The 17th Battalion spent August to November 1917 with spells in the front line defences and working parties behind the lines, particularly near Kemmel.
At the end of November, the Battalion entered the British defences and prepared for the forthcoming assault on Polderhoek Chateau on 3rd December. The men were relieved by the 17th Kings Liverpool Regiment on 3rd December. The Battalion suffered 10 men killed in action or died of wounds in the following few days.
The Battalion returned to the front near Polderhoek on 12th December. They attacked German positions on 14th December successfully taking back trenches and pill box that had been held by the 18th Battalion. Arthur Bell’s cousin Alf Ridge was fatally wounded and captured by the German serving with 18th Battalion at Polderhoek in this action.

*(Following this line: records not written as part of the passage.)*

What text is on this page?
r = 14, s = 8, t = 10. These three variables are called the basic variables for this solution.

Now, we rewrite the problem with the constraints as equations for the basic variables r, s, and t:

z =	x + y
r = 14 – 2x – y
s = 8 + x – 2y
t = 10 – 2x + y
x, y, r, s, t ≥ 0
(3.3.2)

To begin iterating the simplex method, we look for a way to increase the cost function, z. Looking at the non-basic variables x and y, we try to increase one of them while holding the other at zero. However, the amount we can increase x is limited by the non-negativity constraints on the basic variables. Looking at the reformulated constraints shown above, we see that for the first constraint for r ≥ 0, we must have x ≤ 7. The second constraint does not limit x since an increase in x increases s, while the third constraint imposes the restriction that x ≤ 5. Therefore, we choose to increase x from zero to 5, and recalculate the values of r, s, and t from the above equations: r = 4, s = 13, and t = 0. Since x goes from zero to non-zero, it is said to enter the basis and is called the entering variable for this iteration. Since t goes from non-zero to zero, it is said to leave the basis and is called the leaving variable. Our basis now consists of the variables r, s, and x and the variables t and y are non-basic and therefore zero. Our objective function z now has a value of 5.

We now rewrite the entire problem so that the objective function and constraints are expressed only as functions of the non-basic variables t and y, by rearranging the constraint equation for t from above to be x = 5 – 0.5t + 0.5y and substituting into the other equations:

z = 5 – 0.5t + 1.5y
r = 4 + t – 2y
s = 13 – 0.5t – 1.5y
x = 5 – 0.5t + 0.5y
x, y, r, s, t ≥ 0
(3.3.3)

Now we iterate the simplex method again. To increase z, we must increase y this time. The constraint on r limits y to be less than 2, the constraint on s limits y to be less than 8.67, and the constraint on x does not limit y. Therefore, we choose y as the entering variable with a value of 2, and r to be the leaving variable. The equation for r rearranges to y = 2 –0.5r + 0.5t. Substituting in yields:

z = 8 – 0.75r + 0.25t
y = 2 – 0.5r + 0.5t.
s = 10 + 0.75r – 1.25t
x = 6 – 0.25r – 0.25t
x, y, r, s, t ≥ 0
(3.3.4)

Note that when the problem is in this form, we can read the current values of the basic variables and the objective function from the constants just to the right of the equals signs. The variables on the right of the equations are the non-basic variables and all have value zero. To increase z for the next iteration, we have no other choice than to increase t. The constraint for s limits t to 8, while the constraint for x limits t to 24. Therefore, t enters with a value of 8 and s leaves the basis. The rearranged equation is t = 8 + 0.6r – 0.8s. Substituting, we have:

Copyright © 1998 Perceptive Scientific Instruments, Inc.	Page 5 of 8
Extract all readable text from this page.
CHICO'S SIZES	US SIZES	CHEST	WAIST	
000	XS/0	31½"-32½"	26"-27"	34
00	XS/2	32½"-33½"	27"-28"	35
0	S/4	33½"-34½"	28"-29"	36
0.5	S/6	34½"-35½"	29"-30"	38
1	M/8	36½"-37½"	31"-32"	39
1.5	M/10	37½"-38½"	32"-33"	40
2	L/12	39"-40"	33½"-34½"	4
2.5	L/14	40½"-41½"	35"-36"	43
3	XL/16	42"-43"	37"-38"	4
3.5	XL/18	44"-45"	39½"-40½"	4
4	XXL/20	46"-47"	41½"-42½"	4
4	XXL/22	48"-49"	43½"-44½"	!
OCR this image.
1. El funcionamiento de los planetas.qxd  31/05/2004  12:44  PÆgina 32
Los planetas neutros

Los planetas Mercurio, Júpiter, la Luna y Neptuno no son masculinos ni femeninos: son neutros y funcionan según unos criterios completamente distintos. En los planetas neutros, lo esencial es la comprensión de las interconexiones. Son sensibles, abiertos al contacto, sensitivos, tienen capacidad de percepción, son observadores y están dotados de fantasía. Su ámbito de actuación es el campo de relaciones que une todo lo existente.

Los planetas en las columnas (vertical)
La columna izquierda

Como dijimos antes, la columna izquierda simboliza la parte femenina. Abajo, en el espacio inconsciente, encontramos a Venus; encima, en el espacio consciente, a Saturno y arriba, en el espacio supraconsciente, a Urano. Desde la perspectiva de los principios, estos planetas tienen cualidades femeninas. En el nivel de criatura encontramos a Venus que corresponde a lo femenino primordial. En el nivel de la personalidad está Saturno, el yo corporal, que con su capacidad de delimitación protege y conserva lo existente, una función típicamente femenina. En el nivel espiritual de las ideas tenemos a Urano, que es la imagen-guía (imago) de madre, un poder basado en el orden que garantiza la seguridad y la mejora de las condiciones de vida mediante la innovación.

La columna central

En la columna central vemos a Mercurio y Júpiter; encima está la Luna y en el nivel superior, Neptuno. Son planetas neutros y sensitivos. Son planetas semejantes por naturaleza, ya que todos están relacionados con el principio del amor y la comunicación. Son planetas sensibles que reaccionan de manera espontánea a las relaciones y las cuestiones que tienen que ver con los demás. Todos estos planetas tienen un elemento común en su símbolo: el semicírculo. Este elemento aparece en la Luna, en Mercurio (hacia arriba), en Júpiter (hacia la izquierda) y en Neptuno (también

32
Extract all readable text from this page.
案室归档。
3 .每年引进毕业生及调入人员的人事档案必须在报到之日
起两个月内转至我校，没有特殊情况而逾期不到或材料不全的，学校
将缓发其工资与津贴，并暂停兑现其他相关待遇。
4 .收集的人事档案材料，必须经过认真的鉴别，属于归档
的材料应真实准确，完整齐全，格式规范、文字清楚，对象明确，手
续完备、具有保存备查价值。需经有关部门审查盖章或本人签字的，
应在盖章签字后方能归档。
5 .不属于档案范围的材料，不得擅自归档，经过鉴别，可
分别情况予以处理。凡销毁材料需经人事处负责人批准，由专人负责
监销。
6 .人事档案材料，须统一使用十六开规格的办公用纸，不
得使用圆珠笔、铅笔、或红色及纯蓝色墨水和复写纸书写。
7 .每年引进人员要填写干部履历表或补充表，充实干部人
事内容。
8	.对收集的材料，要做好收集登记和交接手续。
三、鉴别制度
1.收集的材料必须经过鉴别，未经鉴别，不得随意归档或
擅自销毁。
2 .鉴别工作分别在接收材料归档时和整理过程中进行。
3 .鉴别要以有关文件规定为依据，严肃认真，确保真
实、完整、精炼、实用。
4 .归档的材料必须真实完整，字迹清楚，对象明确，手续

Following withdrawal, the 17th Battalion returned to the line on 24th December 1917 relieved by 1st January 1918, when they were billeted at Swan Chateau.
18 Men lost their lives during the month. The sole ‘Original’ Pal in this roll was Sergeant NORMAN, GEORGE ALFRED 8250 who died on Christmas Day 1917 aged 28. Norman has no known grave and is commemorated on TYNE COT MEMORIAL. He was the son of the late Alfred and Amy Norman; husband of Frances Fingland (formerly Norman), of 40, Salisbury St., Moss Side, Manchester.
Following contact via Twitter, we’re pleased to publish this photograph of a young subaltern who was killed in action at Polderhoek Chateau on 27th December 1917 a few weeks before his 20th Brithday. Thanks to Steve Ward who is building a great profile of his great uncle 2nd Lt. Philip Ward 1898-1917 The site shows Philip had been recommended for a Military Cross, which were not awarded posthumously.
Although there is no confirmation of the date or place of his deed, the citation for 43403 CSM J E Young’s Distinguished Conduct Medal correlates with events on 14th December 1917. “For conspicuous gallantry and devotion to duty. Although badly shaken and partially buried by a shell which killed the man next to him, he remained at duty and together with a sergeant reconnoitered a communication trench leading to a pill box from which our men had driven. His report was of the greatest assistance to the attacking party which captured the pill-box. His example and cheerfulness are always inspiring.”
Corporal Albert Giblin 2163 and Private E Preston MM 240185 were gazetted for the award of Military Medals on 13/3/18 for deeds at Ypres on 16/12/17.